Help…. the Viking’s coming; at least Knud Erik Hilding-Hamann was at the Ministry of Science & Innovation.
The Danish Technical Institute’s head of its Centre for Technology Partnership, and is out to give some of the good oil on how Denmark’s gone about transforming itself into an innovation-led country in the past 10 years. (See his speech and power point presentation here)
Whether, or how much, the DTI’s model is used as a guide as to how Industrial Research Ltd transforms itself into an Advanced Technology Institute remains to be seen.
The 105 year old DTI has a different model to IRL, and of its €80.5m turnover last year, 34% was from consulting and development. Certification and testing’s 27%, training is 25% and other services 14%.
A question was later asked about the danger of DTI crowding out private sector consultants and advice – something that Hilding-Hamann says is an issue, though somewhat avoided through the review of performance contracts by the general and business public.
One area is have been growing however is R&D. Lately it has had a picked up a number of contracts from the European Research Centre – which rewards talented individuals and teams for excellent science. (See here for explanation of some of ERC’s role).
The DTI has grown from €10.3m R&D turnover in 2006 to €36.1m in 2010.
It is part of Denmark’s GTS network (roughly equivalent to NZ’s CRIs), which itself comes under the Danish Innovation System – driven largely by its Innovation Council. This sets the country’s innovation and science strategy, currently focusing on globalisation.
One thing that DTI has to do (as does every GTS), is every three years put out a performance contract – open to the public for a three month consultation. Though this was originally thought to be ‘extra work’, it fulfils a purpose of demonstrating actual value.
For future DTI projects and consultancy, it “shows what type of services we are expected to deliver and why companies should or will buy into that,” says Hilding-Hamann. “It’s the foundation for a pipeline of services that are unique, not in the market, and that companies need to develop competitiveness.”
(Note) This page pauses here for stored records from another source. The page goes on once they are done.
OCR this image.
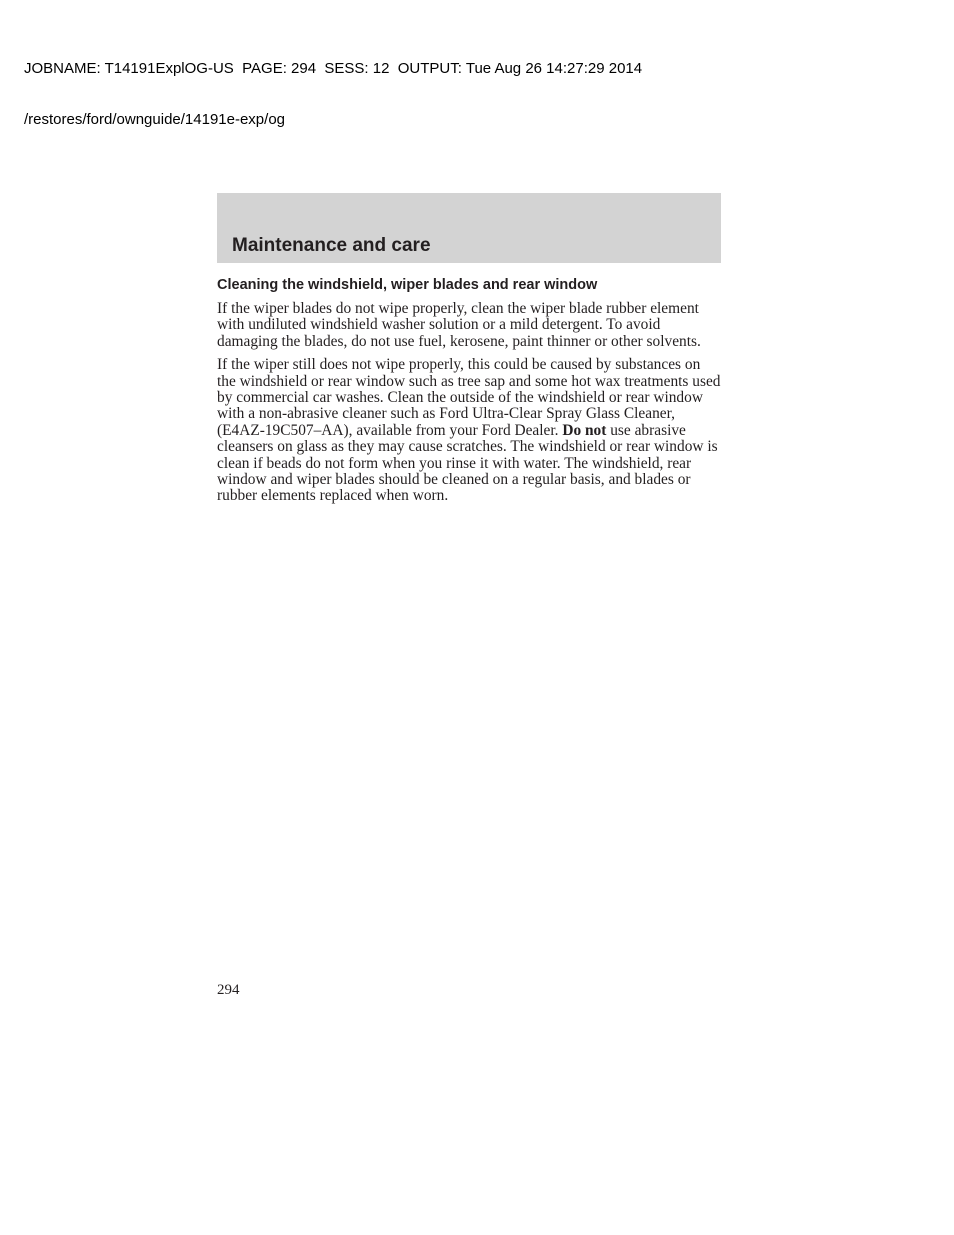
JOBNAME: T14191ExplOG-US  PAGE: 294  SESS: 12  OUTPUT: Tue Aug 26 14:27:29 2014

/restores/ford/ownguide/14191e-exp/og

Maintenance and care
Cleaning the windshield, wiper blades and rear window

If the wiper blades do not wipe properly, clean the wiper blade rubber element with undiluted windshield washer solution or a mild detergent. To avoid damaging the blades, do not use fuel, kerosene, paint thinner or other solvents.

If the wiper still does not wipe properly, this could be caused by substances on the windshield or rear window such as tree sap and some hot wax treatments used by commercial car washes. Clean the outside of the windshield or rear window with a non-abrasive cleaner such as Ford Ultra-Clear Spray Glass Cleaner, (E4AZ-19C507–AA), available from your Ford Dealer. Do not use abrasive cleansers on glass as they may cause scratches. The windshield or rear window is clean if beads do not form when you rinse it with water. The windshield, rear window and wiper blades should be cleaned on a regular basis, and blades or rubber elements replaced when worn.

294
Denmark’s often considered to be a bit like NZ, mainly because it had a strong primary industry base to its economy, and is small.
One area it is completely different to NZ is in its manufacturing. The numbers involved may be similar, though Denmark’s dropped 100,000 people in the sector in the past 10 years to 350,000. However, the interesting component is even though Denmark has struggled to retain home based manufacturing, its companies in total employ another 1.5million people around the world.
So DTI (and the GTS network) spends a lot of time and money developing the commercialisation of research – really helping companies to do so – and audited in how well they succeed.
Talking to Knud after the presentation, he observed that Denmark has exactly the same challenge as New Zealand in growing small companies into large ones – surprise, surprise, they get bought by foreign owned companies as well.
However, it is also clear that Denmark has changed its culture and business thinking about successfully implementing innovation. The Danish innovation system (slide 3 on the presentation) is a well-thought-out framework to turn an idea into income.
The inspiration and motivation for this culture change has started at the highest level of government. As Steven Joyce grapples with not only the science and innovation system, but also economic development and education changes to boost value-added products, it is the culture change aspect that is key to how we reinvent ourselves.
Joyce’s role as prime innovator is as much about changing attitudes as it is about institutions and systems – which, though unstated, is the real feature of the Danish transformation.